[VU] Avec Fix me, Alban Richard signe un manifeste
L’alliance Alban Richard et Arnaud Rebotini donne à voir une coopération heureuse pour le spectacle vivant. Fix me scotche littéralement son public. Retour.
Alban Richard, directeur du CCN de Caen en Normandie, questionne avec toujours autant d’envie son rapport à la danse. Avec ce dernier opus, il s’intéresse au pouvoir de la langue des prêches et autres paroles fortes qui hypnotisent les foules.
Fix me ou la question du soulèvement
Fix me interroge une pensée en rapport avec la société du pouvoir dans laquelle chacun joue son rôle prédéterminé ou non. Cette pensée est celle du soulèvement, d’une mobilisation naissante.
Les mots politique, parole, langage et corps sont ceux qu’Alban Richard a mis en mouvement sur ce qui peut exhorter autrui à se soulever.
Lorsque le public entre en salle, les interprètes sont présents entre les rangées de sièges, dans les escaliers, montant, descendant comme pour placer les personnes venus en masse assister à une grand messe, dont le fond sonore se fait entendre au loin. Tous attirent l’œil par un détail de leur tenue, de leur maquillage. Les regards se posent sur Aina Alegre, Max Fossati, Clémentine Maubon et Alban Richard, qui remplacera pour ce soir-là Asha Thomas. Les regards sont comme hypnotisés, les têtes se tournent et se retournent pour les voir à cour et à jardin. C’est avec le public, que vient s’asseoir Arnaud Rebotini. Il se place au premier rang. Avec son élégance caractéristique, il regarde le plateau qu’il rejoindra lorsque les portes se fermeront.

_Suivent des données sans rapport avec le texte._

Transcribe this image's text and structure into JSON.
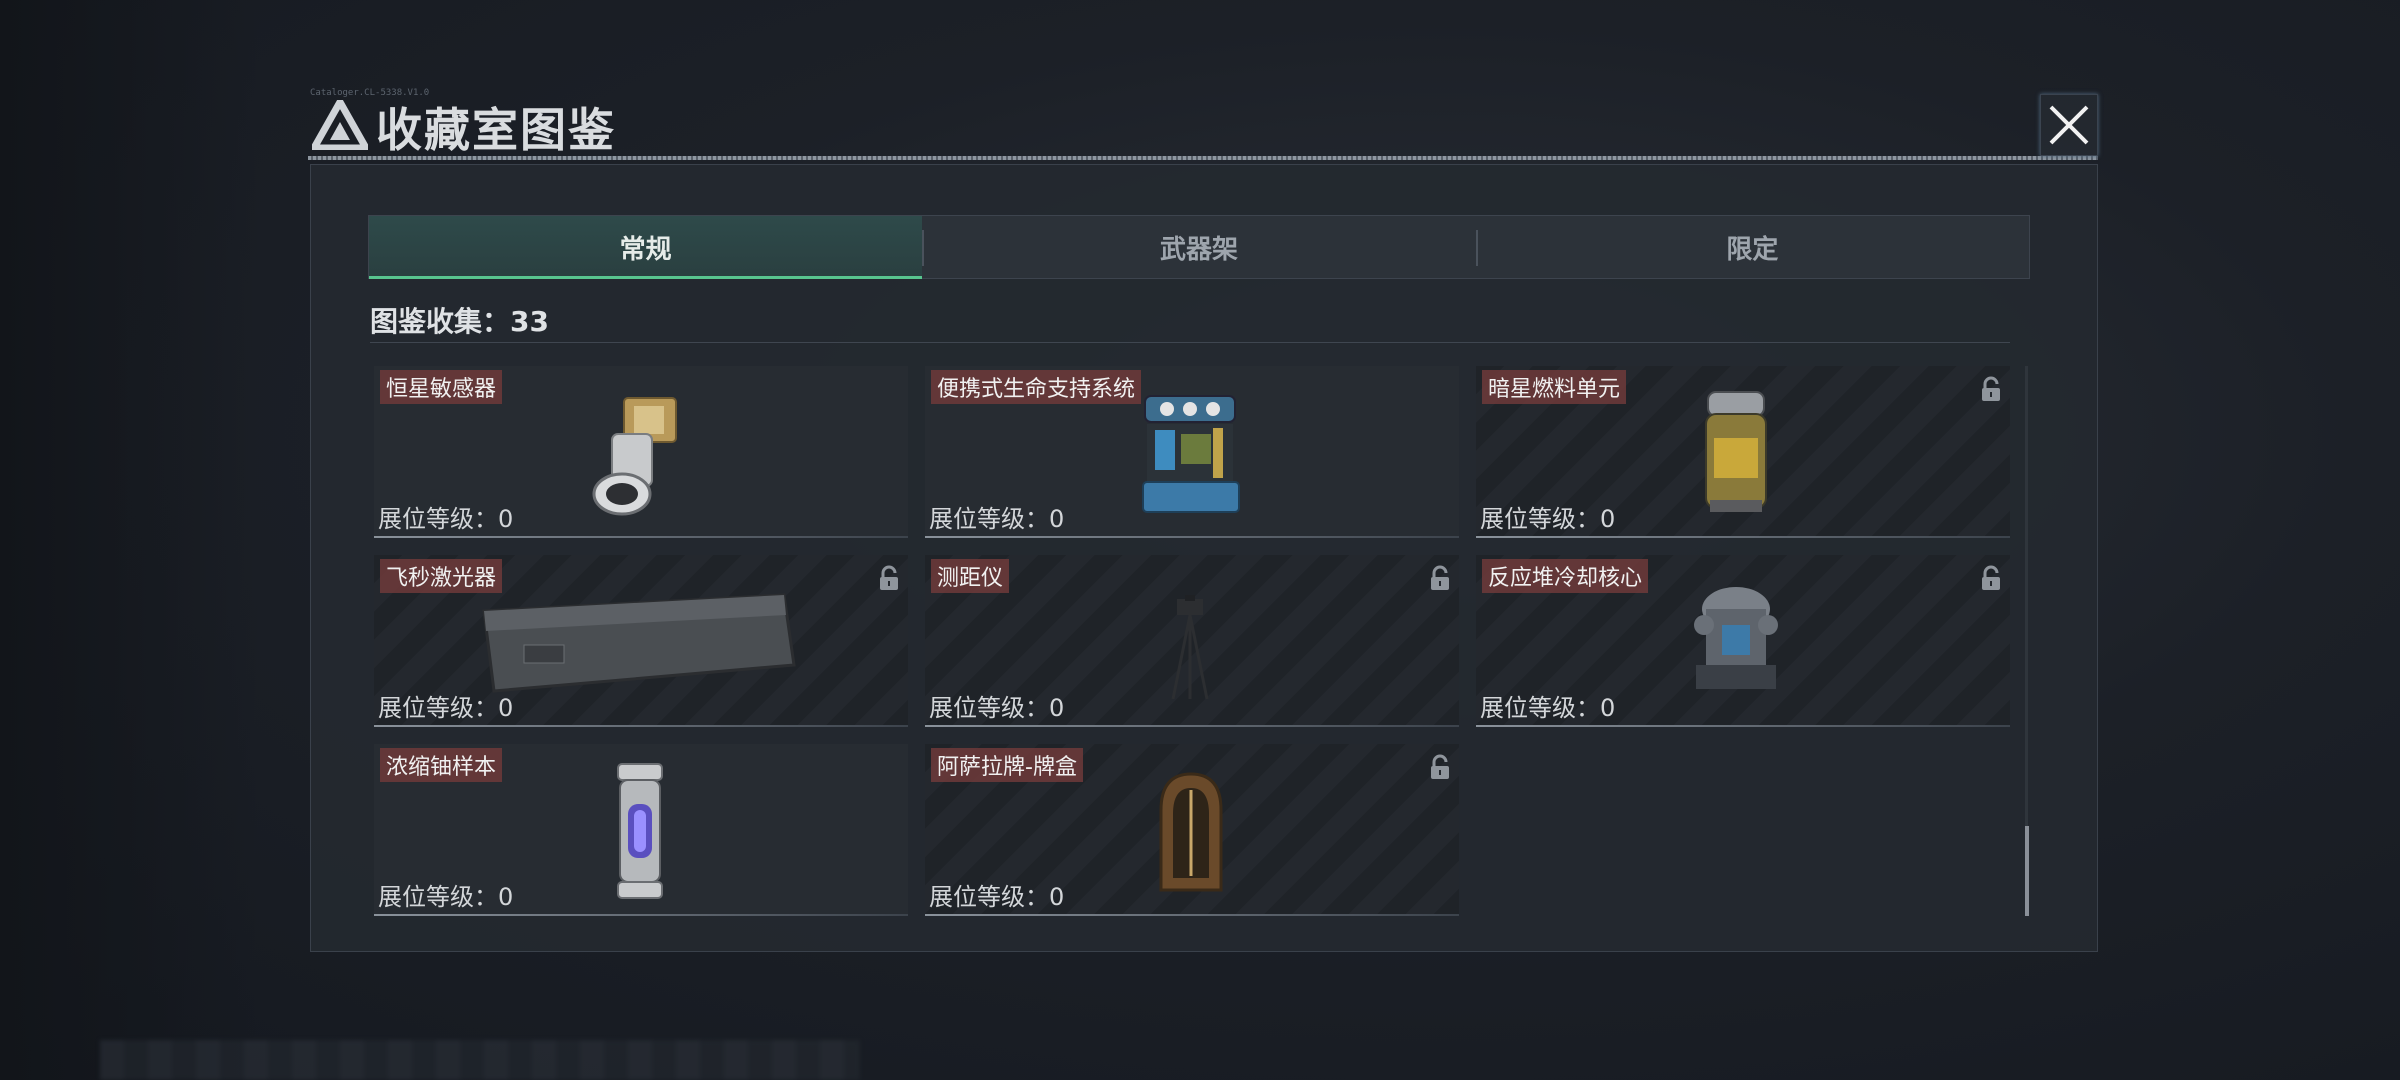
{
  "title": {
    "text": "收藏室图鉴",
    "tiny": "Cataloger.CL-5338.V1.0"
  },
  "tabs": [
    {
      "label": "常规",
      "active": true
    },
    {
      "label": "武器架",
      "active": false
    },
    {
      "label": "限定",
      "active": false
    }
  ],
  "collection": {
    "label": "图鉴收集：33"
  },
  "cards": [
    {
      "name": "恒星敏感器",
      "level": "展位等级：0",
      "locked": false,
      "icon": "star-sensor-icon"
    },
    {
      "name": "便携式生命支持系统",
      "level": "展位等级：0",
      "locked": false,
      "icon": "life-support-icon"
    },
    {
      "name": "暗星燃料单元",
      "level": "展位等级：0",
      "locked": true,
      "icon": "fuel-cell-icon"
    },
    {
      "name": "飞秒激光器",
      "level": "展位等级：0",
      "locked": true,
      "icon": "laser-case-icon"
    },
    {
      "name": "测距仪",
      "level": "展位等级：0",
      "locked": true,
      "icon": "tripod-icon"
    },
    {
      "name": "反应堆冷却核心",
      "level": "展位等级：0",
      "locked": true,
      "icon": "reactor-core-icon"
    },
    {
      "name": "浓缩铀样本",
      "level": "展位等级：0",
      "locked": false,
      "icon": "uranium-capsule-icon"
    },
    {
      "name": "阿萨拉牌-牌盒",
      "level": "展位等级：0",
      "locked": true,
      "icon": "card-box-icon"
    }
  ],
  "colors": {
    "accent": "#58c58f",
    "name_bg": "#6e3a3a",
    "panel": "#24292f"
  }
}
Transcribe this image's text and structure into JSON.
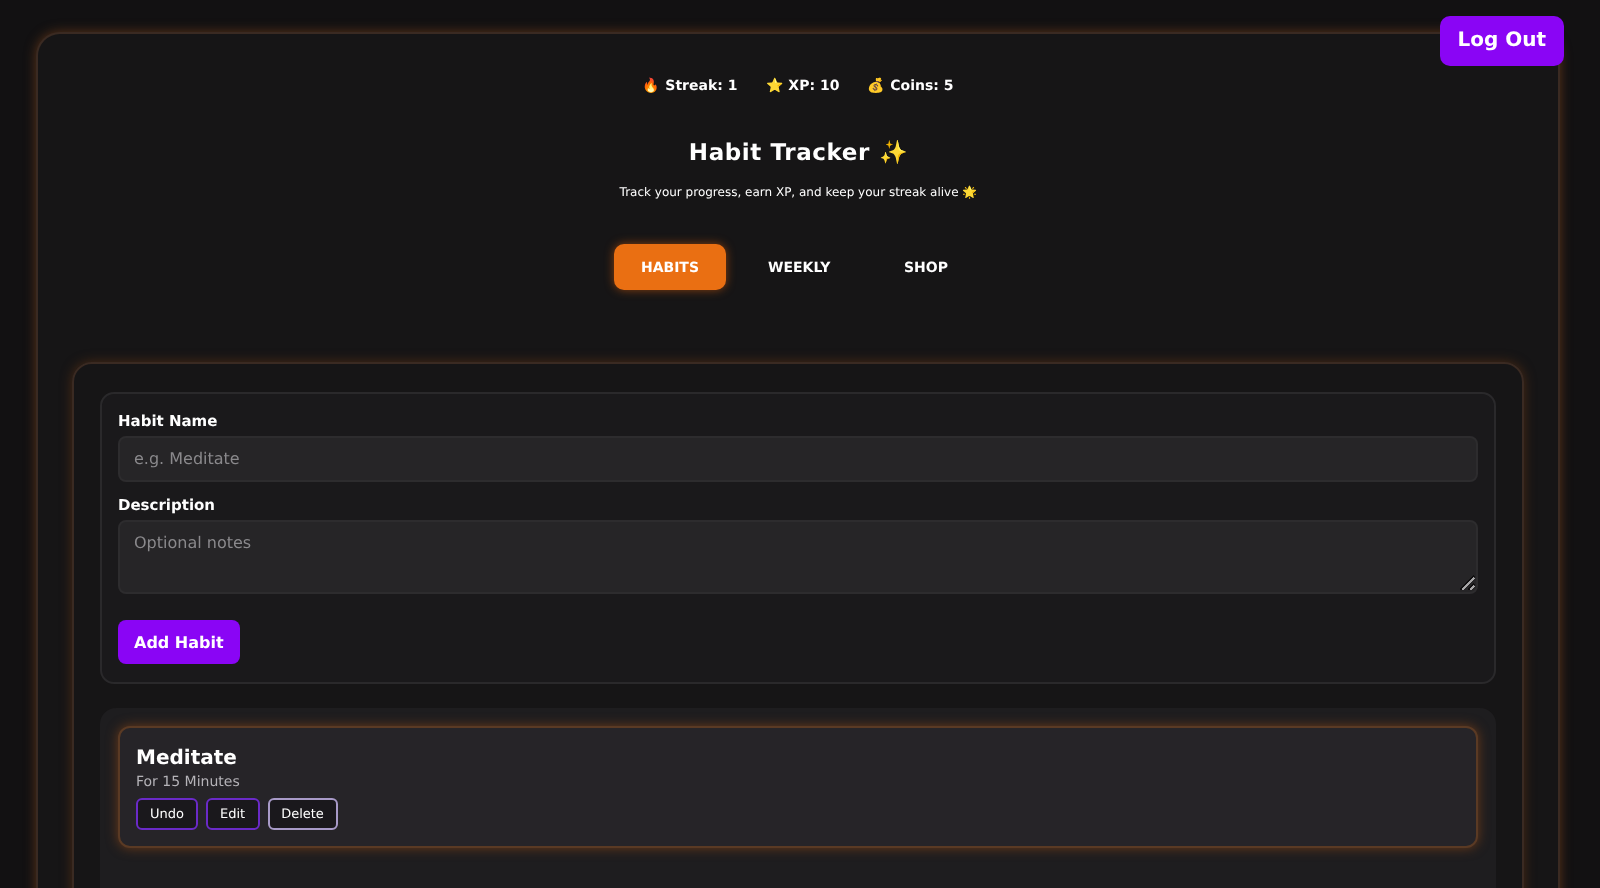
{
  "logout_button": "Log Out",
  "stats": [
    {
      "icon": "🔥",
      "label": "Streak: 1"
    },
    {
      "icon": "⭐",
      "label": "XP: 10"
    },
    {
      "icon": "💰",
      "label": "Coins: 5"
    }
  ],
  "title": "Habit Tracker ✨",
  "subtitle": "Track your progress, earn XP, and keep your streak alive 🌟",
  "tabs": [
    {
      "label": "HABITS",
      "selected": true
    },
    {
      "label": "WEEKLY",
      "selected": false
    },
    {
      "label": "SHOP",
      "selected": false
    }
  ],
  "form": {
    "name_label": "Habit Name",
    "name_placeholder": "e.g. Meditate",
    "description_label": "Description",
    "description_placeholder": "Optional notes",
    "submit": "Add Habit"
  },
  "habits": [
    {
      "name": "Meditate",
      "description": "For 15 Minutes",
      "actions": [
        "Undo",
        "Edit",
        "Delete"
      ]
    }
  ]
}
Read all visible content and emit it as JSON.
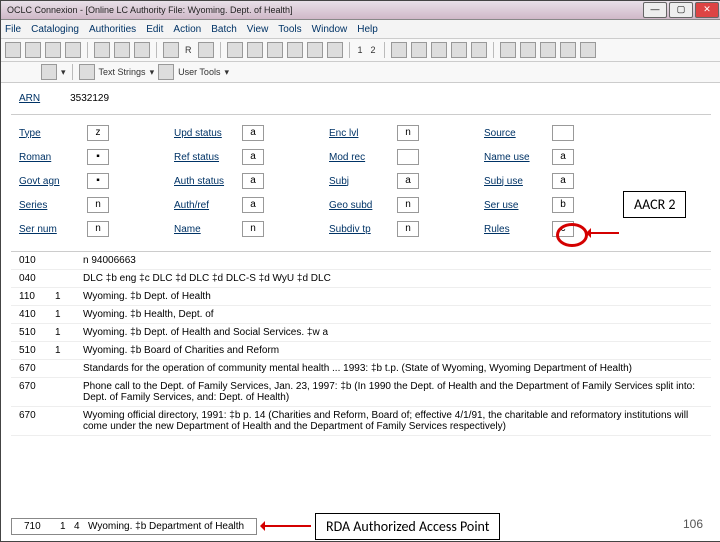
{
  "titlebar": {
    "text": "OCLC Connexion - [Online LC Authority File: Wyoming. Dept. of Health]"
  },
  "menu": {
    "file": "File",
    "cataloging": "Cataloging",
    "authorities": "Authorities",
    "edit": "Edit",
    "action": "Action",
    "batch": "Batch",
    "view": "View",
    "tools": "Tools",
    "window": "Window",
    "help": "Help"
  },
  "toolbar_nums": {
    "one": "1",
    "two": "2"
  },
  "toolbar2": {
    "textstrings": "Text Strings",
    "usertools": "User Tools"
  },
  "arn": {
    "label": "ARN",
    "value": "3532129"
  },
  "ff": {
    "r1": {
      "c1l": "Type",
      "c1v": "z",
      "c2l": "Upd status",
      "c2v": "a",
      "c3l": "Enc lvl",
      "c3v": "n",
      "c4l": "Source",
      "c4v": ""
    },
    "r2": {
      "c1l": "Roman",
      "c1v": "▪",
      "c2l": "Ref status",
      "c2v": "a",
      "c3l": "Mod rec",
      "c3v": "",
      "c4l": "Name use",
      "c4v": "a"
    },
    "r3": {
      "c1l": "Govt agn",
      "c1v": "▪",
      "c2l": "Auth status",
      "c2v": "a",
      "c3l": "Subj",
      "c3v": "a",
      "c4l": "Subj use",
      "c4v": "a"
    },
    "r4": {
      "c1l": "Series",
      "c1v": "n",
      "c2l": "Auth/ref",
      "c2v": "a",
      "c3l": "Geo subd",
      "c3v": "n",
      "c4l": "Ser use",
      "c4v": "b"
    },
    "r5": {
      "c1l": "Ser num",
      "c1v": "n",
      "c2l": "Name",
      "c2v": "n",
      "c3l": "Subdiv tp",
      "c3v": "n",
      "c4l": "Rules",
      "c4v": "c"
    }
  },
  "marc": [
    {
      "tag": "010",
      "i1": "",
      "i2": "",
      "data": "n  94006663"
    },
    {
      "tag": "040",
      "i1": "",
      "i2": "",
      "data": "DLC ‡b eng ‡c DLC ‡d DLC ‡d DLC-S ‡d WyU ‡d DLC"
    },
    {
      "tag": "110",
      "i1": "1",
      "i2": "",
      "data": "Wyoming. ‡b Dept. of Health"
    },
    {
      "tag": "410",
      "i1": "1",
      "i2": "",
      "data": "Wyoming. ‡b Health, Dept. of"
    },
    {
      "tag": "510",
      "i1": "1",
      "i2": "",
      "data": "Wyoming. ‡b Dept. of Health and Social Services. ‡w a"
    },
    {
      "tag": "510",
      "i1": "1",
      "i2": "",
      "data": "Wyoming. ‡b Board of Charities and Reform"
    },
    {
      "tag": "670",
      "i1": "",
      "i2": "",
      "data": "Standards for the operation of community mental health ... 1993: ‡b t.p. (State of Wyoming, Wyoming Department of Health)"
    },
    {
      "tag": "670",
      "i1": "",
      "i2": "",
      "data": "Phone call to the Dept. of Family Services, Jan. 23, 1997: ‡b (In 1990 the Dept. of Health and the Department of Family Services split into: Dept. of Family Services, and: Dept. of Health)"
    },
    {
      "tag": "670",
      "i1": "",
      "i2": "",
      "data": "Wyoming official directory, 1991: ‡b p. 14 (Charities and Reform, Board of; effective 4/1/91, the charitable and reformatory institutions will come under the new Department of Health and the Department of Family Services respectively)"
    }
  ],
  "bottom": {
    "tag": "710",
    "i1": "1",
    "i2": "4",
    "data": "Wyoming. ‡b Department of Health"
  },
  "callouts": {
    "aacr2": "AACR 2",
    "rda": "RDA Authorized Access Point"
  },
  "pagenum": "106"
}
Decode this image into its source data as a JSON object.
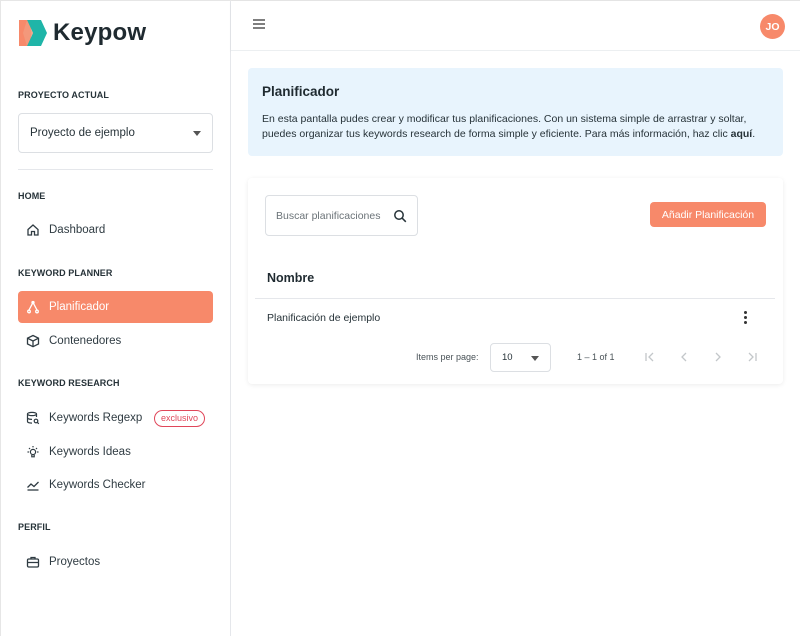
{
  "app": {
    "brand": "Keypow",
    "accent_color": "#f7896a"
  },
  "sidebar": {
    "current_project_label": "PROYECTO ACTUAL",
    "project_selected": "Proyecto de ejemplo",
    "sections": {
      "home": "HOME",
      "keyword_planner": "KEYWORD PLANNER",
      "keyword_research": "KEYWORD RESEARCH",
      "perfil": "PERFIL"
    },
    "items": {
      "dashboard": {
        "label": "Dashboard",
        "icon": "home-icon"
      },
      "planificador": {
        "label": "Planificador",
        "icon": "route-icon",
        "active": true
      },
      "contenedores": {
        "label": "Contenedores",
        "icon": "box-icon"
      },
      "keywords_regexp": {
        "label": "Keywords Regexp",
        "icon": "database-search-icon",
        "badge": "exclusivo"
      },
      "keywords_ideas": {
        "label": "Keywords Ideas",
        "icon": "lightbulb-icon"
      },
      "keywords_checker": {
        "label": "Keywords Checker",
        "icon": "trend-icon"
      },
      "proyectos": {
        "label": "Proyectos",
        "icon": "briefcase-icon"
      }
    }
  },
  "header": {
    "avatar_initials": "JO",
    "menu_icon": "hamburger-icon"
  },
  "info": {
    "title": "Planificador",
    "text": "En esta pantalla pudes crear y modificar tus planificaciones. Con un sistema simple de arrastrar y soltar, puedes organizar tus keywords research de forma simple y eficiente. Para más información, haz clic ",
    "link": "aquí",
    "end": "."
  },
  "planner_card": {
    "search_placeholder": "Buscar planificaciones",
    "add_button": "Añadir Planificación",
    "column_name": "Nombre",
    "rows": [
      {
        "name": "Planificación de ejemplo"
      }
    ],
    "paginator": {
      "items_per_page_label": "Items per page:",
      "items_per_page": "10",
      "range": "1 – 1 of 1"
    }
  }
}
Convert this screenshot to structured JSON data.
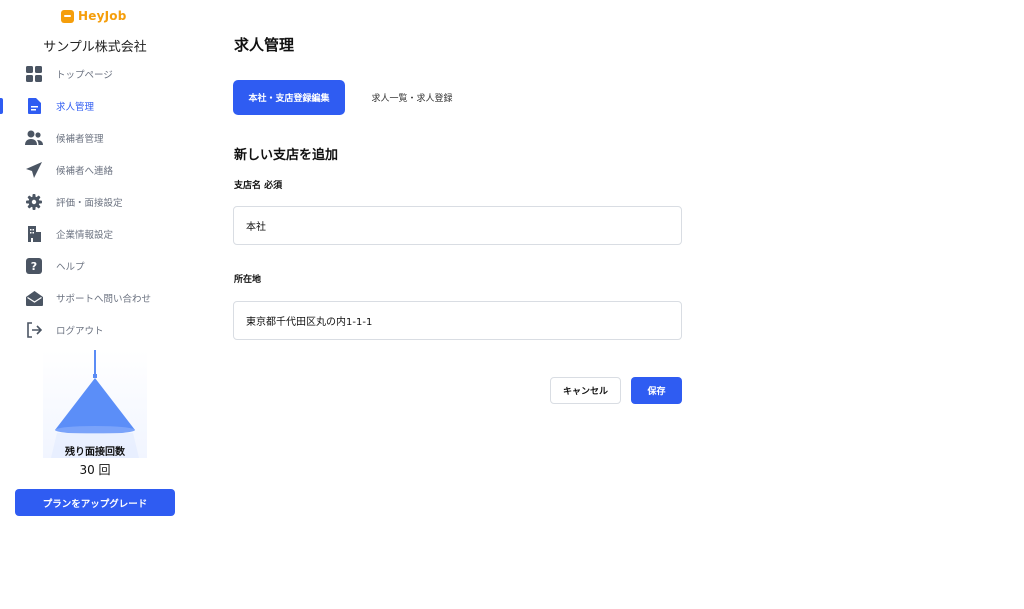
{
  "brand": {
    "logo_text": "HeyJob",
    "accent_color": "#2f5cf2",
    "logo_color": "#f59e0b"
  },
  "sidebar": {
    "company_name": "サンプル株式会社",
    "items": [
      {
        "label": "トップページ",
        "icon": "grid-icon",
        "active": false
      },
      {
        "label": "求人管理",
        "icon": "document-icon",
        "active": true
      },
      {
        "label": "候補者管理",
        "icon": "users-icon",
        "active": false
      },
      {
        "label": "候補者へ連絡",
        "icon": "paper-plane-icon",
        "active": false
      },
      {
        "label": "評価・面接設定",
        "icon": "gear-icon",
        "active": false
      },
      {
        "label": "企業情報設定",
        "icon": "building-icon",
        "active": false
      },
      {
        "label": "ヘルプ",
        "icon": "help-icon",
        "active": false
      },
      {
        "label": "サポートへ問い合わせ",
        "icon": "envelope-open-icon",
        "active": false
      },
      {
        "label": "ログアウト",
        "icon": "logout-icon",
        "active": false
      }
    ],
    "remaining_label": "残り面接回数",
    "remaining_count": "30 回",
    "upgrade_label": "プランをアップグレード"
  },
  "main": {
    "title": "求人管理",
    "tabs": [
      {
        "label": "本社・支店登録編集",
        "active": true
      },
      {
        "label": "求人一覧・求人登録",
        "active": false
      }
    ],
    "section_title": "新しい支店を追加",
    "form": {
      "branch_label": "支店名 必須",
      "branch_value": "本社",
      "address_label": "所在地",
      "address_value": "東京都千代田区丸の内1-1-1"
    },
    "cancel_label": "キャンセル",
    "save_label": "保存"
  }
}
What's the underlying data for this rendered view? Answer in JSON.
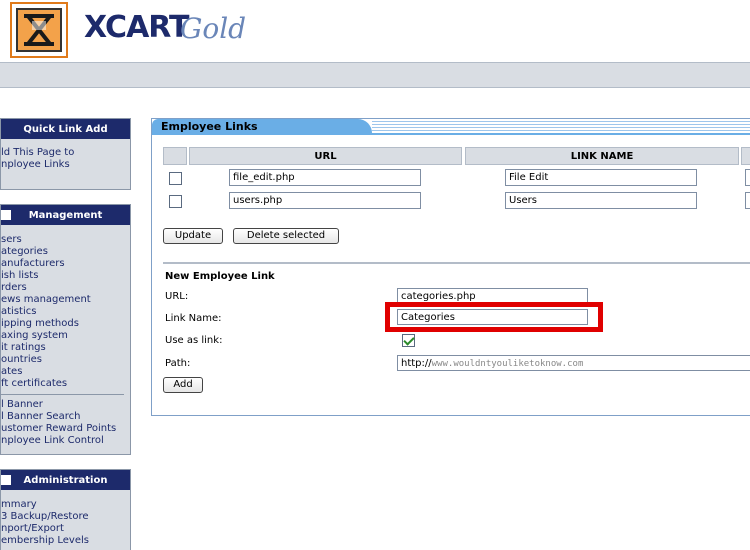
{
  "brand": {
    "name": "XCART",
    "edition": "Gold"
  },
  "menus": {
    "quick_link": {
      "title": "Quick Link Add",
      "items": [
        "ld This Page to",
        "nployee Links"
      ]
    },
    "management": {
      "title": "Management",
      "items": [
        "sers",
        "ategories",
        "anufacturers",
        "ish lists",
        "rders",
        "ews management",
        "atistics",
        "ipping methods",
        "axing system",
        "it ratings",
        "ountries",
        "ates",
        "ft certificates"
      ],
      "items2": [
        "l Banner",
        "l Banner Search",
        "ustomer Reward Points",
        "nployee Link Control"
      ]
    },
    "administration": {
      "title": "Administration",
      "items": [
        "mmary",
        "3 Backup/Restore",
        "nport/Export",
        "embership Levels"
      ]
    }
  },
  "panel": {
    "title": "Employee Links",
    "columns": {
      "url": "URL",
      "link_name": "LINK NAME"
    },
    "rows": [
      {
        "url": "file_edit.php",
        "link_name": "File Edit"
      },
      {
        "url": "users.php",
        "link_name": "Users"
      }
    ],
    "update_label": "Update",
    "delete_label": "Delete selected",
    "new_section_title": "New Employee Link",
    "url_label": "URL:",
    "url_value": "categories.php",
    "link_name_label": "Link Name:",
    "link_name_value": "Categories",
    "use_as_link_label": "Use as link:",
    "path_label": "Path:",
    "path_prefix": "http://",
    "path_value": "www.wouldntyouliketoknow.com",
    "add_label": "Add"
  },
  "colors": {
    "accent": "#1d2a6b",
    "tab": "#6aaee6",
    "highlight": "#e00000"
  }
}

Sur la scène, des estrades toujours plus hautes les une que les autres, des barricades sur lesquelles flotteront des étendards noirs ou des îlots où chaque interprète donnera de sa personne vont se construire et déconstruire. Fix me prendra autant de définitions que son sens polysémique invite à le faire (du shoot de drogue au « Répare-moi Seigneur » des prêcheurs, en passant par le regard, tout simplement).
Si la partition d’Arnaud Rebotini agite et aiguise les sens du public, le langage chorégraphique se construit sur les prêches d’évangélistes américains, sur des paroles de discours politiques ou encore sur des chansons de hip hop féministes que seuls les danseurs entendent. Alban Richard distancie la portée musicale, ce que cela éveille chez le public, et ce qui est interprété physiquement.
Ce double discours interagit pour mieux plonger le public dans une acuité sonore et visuelle.
Un langage chorégraphique ciselé
Les personnalités prennent formes au plateau. Politiques et autres prêcheurs revendicateurs de la bonne parole se répondent, se croisent et s’octroient le fait de la supériorité sur l’autre.
De ces figures émanent un ensemble de mégalomanie questionnant le rapport éminemment politique de la pièce. Les revendications viennent de toutes parts. Elles se construisent selon la personnalité de celui qui prend place sur les estrades.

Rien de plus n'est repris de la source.